On the operational side:
livenessProbe … timeoutSeconds: 1 readinessProbe … timeoutSeconds: 1
The Kubernetes docs describe PVCs as the pod’s “disk request” and probes as the mechanism the kubelet uses to decide whether a container is ready or needs a restart (PVC, Probe Behavior). With 1‑second limits, the replica gets restarted the moment the SQL server pauses to download or commit large batches of chunks. An empty PVC has to rebuild a 3.2 GB database; being killed mid-transfer explains the transient DNS errors:
failed to commit chunks on destDB: … dial tcp: lookup insight-dolt-1… no such host
Every restart discards whatever replication work had been done so far (downloaded chunks, staged commits, updated manifests), forcing the next run to start over. Once the replica finally survives long enough without a restart, it finishes the sync and the errors clear.
I suspect the rapid restarts are also what corrupted the manifest in the first place: when the kubelet aborts the process mid-write, the manifest file can be left truncated or with garbage contents even if the underlying data is fine.
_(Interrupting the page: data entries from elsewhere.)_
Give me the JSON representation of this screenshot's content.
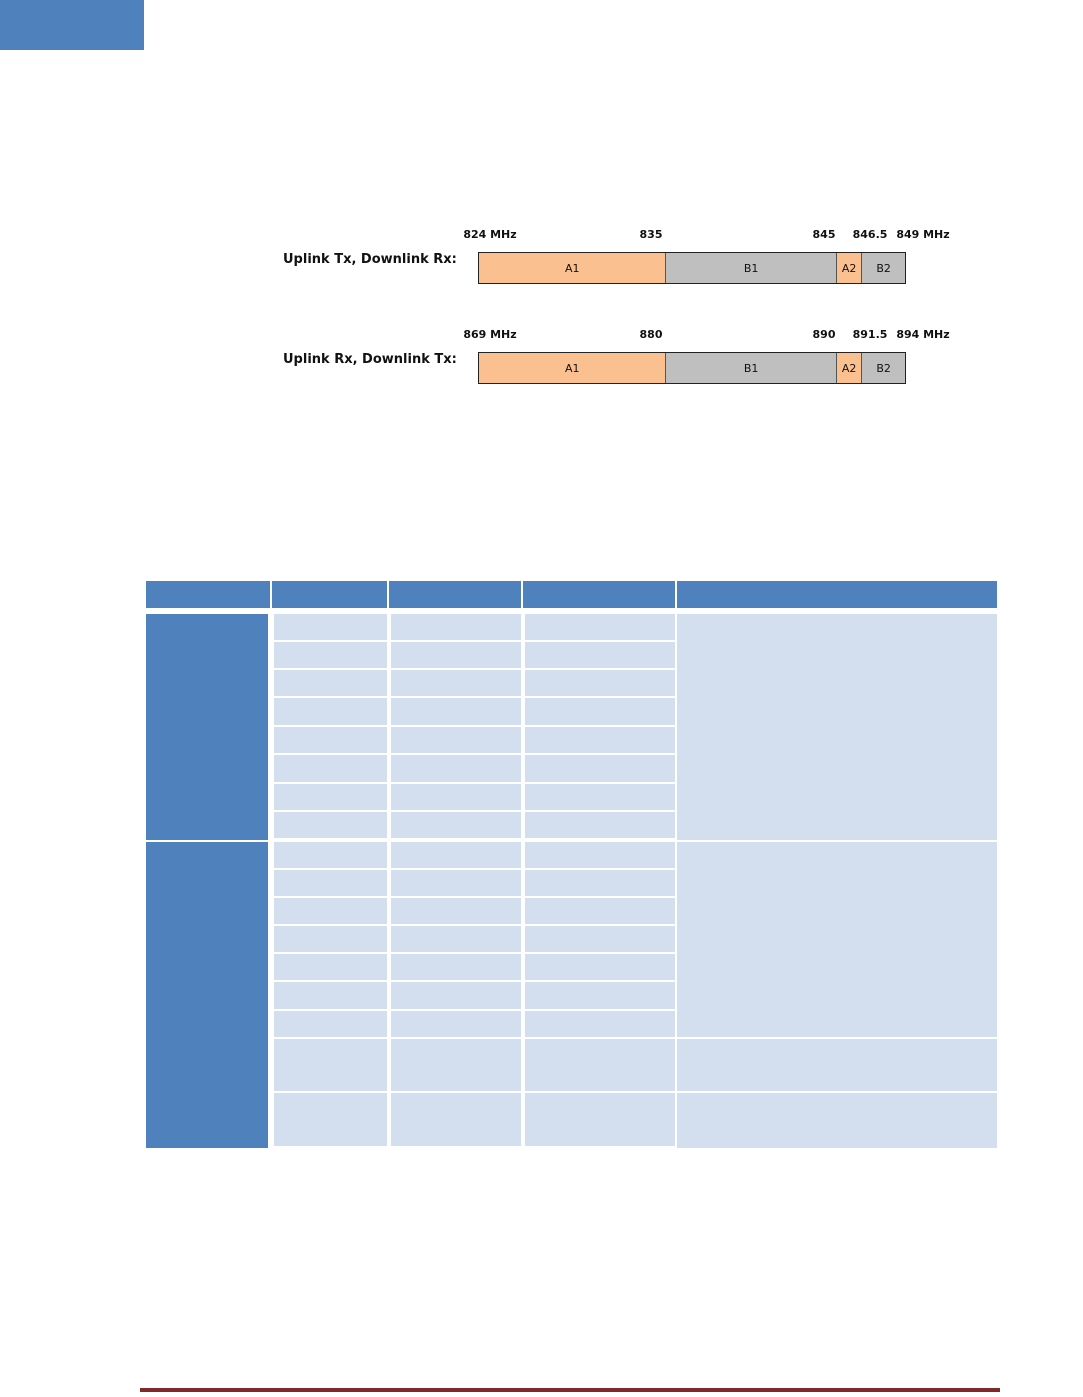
{
  "colors": {
    "header_blue": "#4F81BD",
    "cell_light": "#D3DFEE",
    "band_a": "#FAC090",
    "band_b": "#BFBFBF",
    "footer_rule": "#7F2A2A"
  },
  "diagram": {
    "uplink_tx": {
      "label": "Uplink Tx, Downlink Rx:",
      "freqs": [
        "824 MHz",
        "835",
        "845",
        "846.5",
        "849 MHz"
      ],
      "segments": [
        {
          "name": "A1",
          "start": 824,
          "end": 835,
          "color": "#FAC090"
        },
        {
          "name": "B1",
          "start": 835,
          "end": 845,
          "color": "#BFBFBF"
        },
        {
          "name": "A2",
          "start": 845,
          "end": 846.5,
          "color": "#FAC090"
        },
        {
          "name": "B2",
          "start": 846.5,
          "end": 849,
          "color": "#BFBFBF"
        }
      ]
    },
    "uplink_rx": {
      "label": "Uplink Rx, Downlink Tx:",
      "freqs": [
        "869 MHz",
        "880",
        "890",
        "891.5",
        "894 MHz"
      ],
      "segments": [
        {
          "name": "A1",
          "start": 869,
          "end": 880,
          "color": "#FAC090"
        },
        {
          "name": "B1",
          "start": 880,
          "end": 890,
          "color": "#BFBFBF"
        },
        {
          "name": "A2",
          "start": 890,
          "end": 891.5,
          "color": "#FAC090"
        },
        {
          "name": "B2",
          "start": 891.5,
          "end": 894,
          "color": "#BFBFBF"
        }
      ]
    }
  }
}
A longer-term change could be to harden Dolt’s storage layer, i.e. writing manifests atomically (temp file + rename).
One immediate fix could be to seed the standby (run dolt clone onto the PVC before the pod starts) or relax the probes so the initial sync can finish. It looks like the replica only has a one-second window atm.
@lihh1992 I've discussed this further with @reltuk and to get a concrete repro I'd like to request logs from your server process. Also, if possible, a snapshot would help further progress. In the meantime, I'll still hold true to providing an explicit error which will still prevent the server from starting up.